It appears all but certain that Rex Ryan, the defensive coordinator of the Baltimore Ravens, will become the head coach of the New York Jets, likely to be officially announced Wednesday. Woody Johnson and Mike Tannenbaum can thank the Pittsburgh Steelers for that, as they eliminated the Ravens in the AFC Championship Game, freeing Ryan from his duties and allowing the Jets to make the announcement now as opposed to in early February. Ryan will likely keep offensive coordinator Brain Schottenheimer around to run the offense.

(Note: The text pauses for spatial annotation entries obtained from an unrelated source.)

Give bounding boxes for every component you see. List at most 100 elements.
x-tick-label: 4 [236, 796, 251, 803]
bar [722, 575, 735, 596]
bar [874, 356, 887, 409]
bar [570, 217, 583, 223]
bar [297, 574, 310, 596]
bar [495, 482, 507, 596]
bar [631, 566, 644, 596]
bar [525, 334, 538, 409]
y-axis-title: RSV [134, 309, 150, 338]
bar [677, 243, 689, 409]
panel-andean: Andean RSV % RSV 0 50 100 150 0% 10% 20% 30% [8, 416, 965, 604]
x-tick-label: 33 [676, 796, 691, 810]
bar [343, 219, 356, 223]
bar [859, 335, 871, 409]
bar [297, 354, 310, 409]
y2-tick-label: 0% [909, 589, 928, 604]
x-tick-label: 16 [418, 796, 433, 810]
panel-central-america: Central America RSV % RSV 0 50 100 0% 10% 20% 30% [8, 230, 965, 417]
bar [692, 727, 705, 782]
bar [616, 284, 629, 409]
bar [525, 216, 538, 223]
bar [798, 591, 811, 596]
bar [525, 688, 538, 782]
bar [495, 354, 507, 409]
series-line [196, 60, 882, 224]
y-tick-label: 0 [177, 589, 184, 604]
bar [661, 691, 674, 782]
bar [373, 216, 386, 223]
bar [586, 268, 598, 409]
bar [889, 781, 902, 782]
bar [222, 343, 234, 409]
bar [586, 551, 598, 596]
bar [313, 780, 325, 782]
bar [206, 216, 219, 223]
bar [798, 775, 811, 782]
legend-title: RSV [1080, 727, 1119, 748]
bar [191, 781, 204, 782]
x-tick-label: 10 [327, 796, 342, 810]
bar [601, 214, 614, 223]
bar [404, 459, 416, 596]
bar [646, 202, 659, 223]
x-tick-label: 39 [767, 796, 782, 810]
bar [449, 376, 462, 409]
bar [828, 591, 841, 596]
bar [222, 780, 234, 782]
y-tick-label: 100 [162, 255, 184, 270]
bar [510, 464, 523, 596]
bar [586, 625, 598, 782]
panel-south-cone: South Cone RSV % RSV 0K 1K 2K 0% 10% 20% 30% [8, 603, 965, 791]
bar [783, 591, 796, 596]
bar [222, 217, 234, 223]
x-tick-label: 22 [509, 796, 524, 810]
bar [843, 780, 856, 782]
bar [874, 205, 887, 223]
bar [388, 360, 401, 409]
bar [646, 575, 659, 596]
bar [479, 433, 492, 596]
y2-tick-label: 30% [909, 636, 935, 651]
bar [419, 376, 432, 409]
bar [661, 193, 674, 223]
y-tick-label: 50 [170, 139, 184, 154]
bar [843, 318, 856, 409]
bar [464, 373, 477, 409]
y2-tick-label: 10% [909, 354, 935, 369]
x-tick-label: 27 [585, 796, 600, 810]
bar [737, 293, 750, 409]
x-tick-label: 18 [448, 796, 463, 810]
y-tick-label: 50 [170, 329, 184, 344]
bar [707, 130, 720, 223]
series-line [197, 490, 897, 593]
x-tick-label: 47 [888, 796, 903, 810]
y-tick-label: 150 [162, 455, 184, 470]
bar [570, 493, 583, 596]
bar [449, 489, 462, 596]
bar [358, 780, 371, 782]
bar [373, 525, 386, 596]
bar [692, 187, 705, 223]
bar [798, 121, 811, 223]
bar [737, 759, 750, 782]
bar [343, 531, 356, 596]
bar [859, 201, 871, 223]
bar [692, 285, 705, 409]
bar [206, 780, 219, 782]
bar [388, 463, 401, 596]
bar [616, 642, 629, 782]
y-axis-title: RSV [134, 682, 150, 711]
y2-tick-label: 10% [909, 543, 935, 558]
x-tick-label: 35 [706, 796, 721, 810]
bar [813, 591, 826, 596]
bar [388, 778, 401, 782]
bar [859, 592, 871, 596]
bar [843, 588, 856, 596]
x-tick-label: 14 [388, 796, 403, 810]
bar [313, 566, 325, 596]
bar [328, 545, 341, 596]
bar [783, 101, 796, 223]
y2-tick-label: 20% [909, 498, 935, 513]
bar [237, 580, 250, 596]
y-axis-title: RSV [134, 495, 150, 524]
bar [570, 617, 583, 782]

I’ve been touting Ryan since the season ended and Eric Mangini was canned, and this looks like a great hire. Ryan has tremendous football pedigree. He is the son of Buddy Ryan, the Jets defensive line coach from 1968-1975, including holding the great Baltimore Colts to seven points in Super Bowl III, defensive coordinator for the Minnesota Vikings and Chicago Bears (including the infamous Bears D that won Super Bowl XX, and where he created the “46” defense) and Houston Oilers and head coach for the Philadelphia Eagles and Arizona Cardinals. And his brother, Rob, is currently the defensive coordinator for the Oakland Raiders, which as all of us Jets fans know, was pretty darn good this season. Rex has been with Baltimore since 1999, rising to defensive coordinator in 2005.
Ryan ran a 3-4 defense in Baltimore, which certainly helped his stock with the Jets since they spent the past offseason retooling their 3-4 personnel, but it’s not the same 3-4 Mangini ran. Ryan’s is much more aggressive in rushing the passer and forcing turnovers. Ryan uses the 3-4 as it was intended, to disguise the blitz and coverage packages so the quarterback doesn’t know which defender will do what from play to play.
Of course, a lot of that has to do with the Ravens players, including greats like Ray Lewis and Ed Reed. Could Ryan turn Jets linebacker David Harris and safety Kerry Rhodes into New York’s version of Lewis and Reed, tormenting opposing offenses? Can he find the potential in Vernon Gholston that led Mangini to draft him with the sixth pick last year? What will he do with veterans Shaun Ellis, Eric Barton, David Barrett, and others? Could he attract free agents from Baltimore’s defense, such as Lewis, Bart Scott or Terrell Suggs? If anything, the Jets defense will be more aggressive than in years past.
That aggressiveness will also play well with the media. Ryan is much more bombastic and outgoing than Magini (or he had us believe) which should play well with the New York media and fans, who never grew accustomed to his Belichickian abrasiveness and unemotional demeanor (winning helps people forget those traits) and ultimately made it easier to let him go after this year’s collapse. Ryan will have an offseason honeymoon, but like all coaches, how much he is liked in his city will be determined by the wins on the gridiron.
And all of this leads to the 222-pound gorilla in the room, the status of quarterback Brett Favre. Will Favre want to play for a defensive-minded rookie head coach? Does Schottenheimer staying mean Favre is more inclined to come back? Will Ryan have a say in the matter (all indications are that Woody Johnson wants Favre back)? What will Ryan make of Kellen Clemens, Brett Ratliff, and Erik Ainge? If Ryan is not convinced one of those aforementioned quarterbacks is not the answer, where will he find it? The Jets offseason is just beginning. But with Rex Ryan at the helm, the pastures just got a little greener.